Tu as suivi des études d’art, c’est bien ça? J’ai étudié l’art en Californie. J’ai un diplôme en art 2D. Je suis allé à l’université à Los Angeles parce je ne voulais pas y aller au Japon, il n’y avait aucune liberté là-bas. A cette époque je jouais au basket-ball, j’étais fasciné par la culture américaine, j’adorais la culture punk californienne et le groupe No FX. J’y ai étudié 4 ans. Quand j’ai du choisir ma matière principale, j’ai choisi l’art. C’est comme ça que j’ai commencé à dessiner et que je me suis encore plus intéressé à l’art occidental. Il y a beaucoup de très bons musées à Los Angeles où je pouvais étudier. Un de mes copains travaillait dans un studio de tatouage et m’y a emmené quand j’ai voulu me faire tatouer pour la première fois, j’avais 20 ans. Son patron m’a demandé si je ne serais pas intéressé pour venir bosser chez lui, comme apprenti, et je me suis dit : « Pourquoi pas ? ». Je ne savais absolument rien, mais j’ai quand même débuté, au studio Resurrection Tattoo de Pasadena, il y a plus de 11 ans. Je devais tout apprendre à faire : lettrage, portraits, japonais, etc. Quand les gens viennent il faut satisfaire les différents goûts de chacun. Mon expérience est plutôt tournée vers le noir et blanc, principalement à cause de l’importance de ce style à Los Angeles et de l’influence de la culture chicano et des portraits. J’ai finalement quitté l’Amérique à cause de problèmes de visa et je suis rentré à Tokyo.
Pourquoi avoir continué à travailler différents styles quand aujourd’hui la tendance est plutôt à la spécialisation ? Je pense que je m’ennuierais si je ne devais travailler qu’un seul sujet. Et puis, à Tokyo, c’est impossible. L’activité est très lente ici, elle est incomparable avec des villes comme Lyon ou Paris. Je dois donc tirer mon argent de la variété de mes clients et cela me permet de garder la motivation pour faire toutes sortes de choses. La clientèle japonaise a des demandes très variées, en terme de sujet comme en terme de format ; il n’y pas de tendance, à l’exception cependant des tatouages japonais qui sont populaires. Le Japon n’a pas d’histoire avec le tatouage réaliste, les portraits, ce sont encore des choses que les gens demandent peu.

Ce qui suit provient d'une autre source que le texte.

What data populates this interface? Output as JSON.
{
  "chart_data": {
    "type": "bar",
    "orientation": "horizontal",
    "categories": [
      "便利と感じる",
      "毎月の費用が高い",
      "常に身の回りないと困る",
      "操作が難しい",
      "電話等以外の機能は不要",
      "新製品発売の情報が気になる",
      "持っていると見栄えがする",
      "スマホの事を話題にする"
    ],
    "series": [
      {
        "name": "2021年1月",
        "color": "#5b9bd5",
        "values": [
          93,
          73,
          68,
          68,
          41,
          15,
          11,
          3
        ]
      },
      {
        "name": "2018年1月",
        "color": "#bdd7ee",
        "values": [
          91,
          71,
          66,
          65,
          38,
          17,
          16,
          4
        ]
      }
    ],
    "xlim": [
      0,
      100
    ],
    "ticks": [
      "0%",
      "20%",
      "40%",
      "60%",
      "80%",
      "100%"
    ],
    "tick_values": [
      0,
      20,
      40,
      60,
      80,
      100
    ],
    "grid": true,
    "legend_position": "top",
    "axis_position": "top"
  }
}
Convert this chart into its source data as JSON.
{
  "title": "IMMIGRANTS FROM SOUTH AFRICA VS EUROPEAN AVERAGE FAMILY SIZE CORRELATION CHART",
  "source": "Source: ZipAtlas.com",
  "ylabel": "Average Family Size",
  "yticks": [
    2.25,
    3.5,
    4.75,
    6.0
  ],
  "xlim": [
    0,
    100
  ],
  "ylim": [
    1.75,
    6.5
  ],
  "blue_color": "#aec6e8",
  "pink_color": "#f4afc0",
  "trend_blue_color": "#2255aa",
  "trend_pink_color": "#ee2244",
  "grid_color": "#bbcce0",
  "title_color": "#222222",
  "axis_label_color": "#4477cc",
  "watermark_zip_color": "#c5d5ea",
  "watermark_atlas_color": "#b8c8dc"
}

En ce moment une grosse partie de ma clientèle – peut-être 30 ou 40 %- est constituée d’étrangers, qui vivent ou voyagent à Tokyo. Quelque part, je suis plutôt chanceux avec mon style « bizarre-dark-horrible- noir & blanc-et parfois réaliste », il n’y a pas beaucoup de gens qui le font.
C’est quelque chose que tu aimes beaucoup. Le travail dark vient du tatouage évidemment, parce que je suis un grand fan du travail de Roberto Hernandez. Ce qu’il fait est tellement beau. Paul Booth également est une grande inspiration pour moi.
En parlant de côté bizarre et dark dans ton travail, celui-ci est présent dans l’art japonais. Est-une source d’inspiration pour toi ? Nous avons de l’art sombre et très étrange au Japon, gore ou associé aux fantômes, ce genre de choses. Par exemple, il y a le travail très particulier du mangaka Suehiro Maruho. C’est un artiste dessinateur de manga et ce qu’il fait est vraiment très bizarre ; pourtant, des gens apprécient beaucoup ce qu’il fait. Je suppose que cela vient de notre histoire étrange, tout particulièrement de la période qui suit la Seconde Guerre mondiale. On s’est fait violé tellement fort. C’est dingue. Mais les gens sont fascinés par des choses… « inhabituelles ». Si je pouvais montrer des oeuvres comme celles-ci ce seraient très intéressants. Il y a des sentiments dans ces œuvres d’art sombre, qui sont un peu différents de ce que l’on peut trouver à l’Ouest. Si je pouvais mettre en lumière cette singularité, cela produirait de beaux tatouages.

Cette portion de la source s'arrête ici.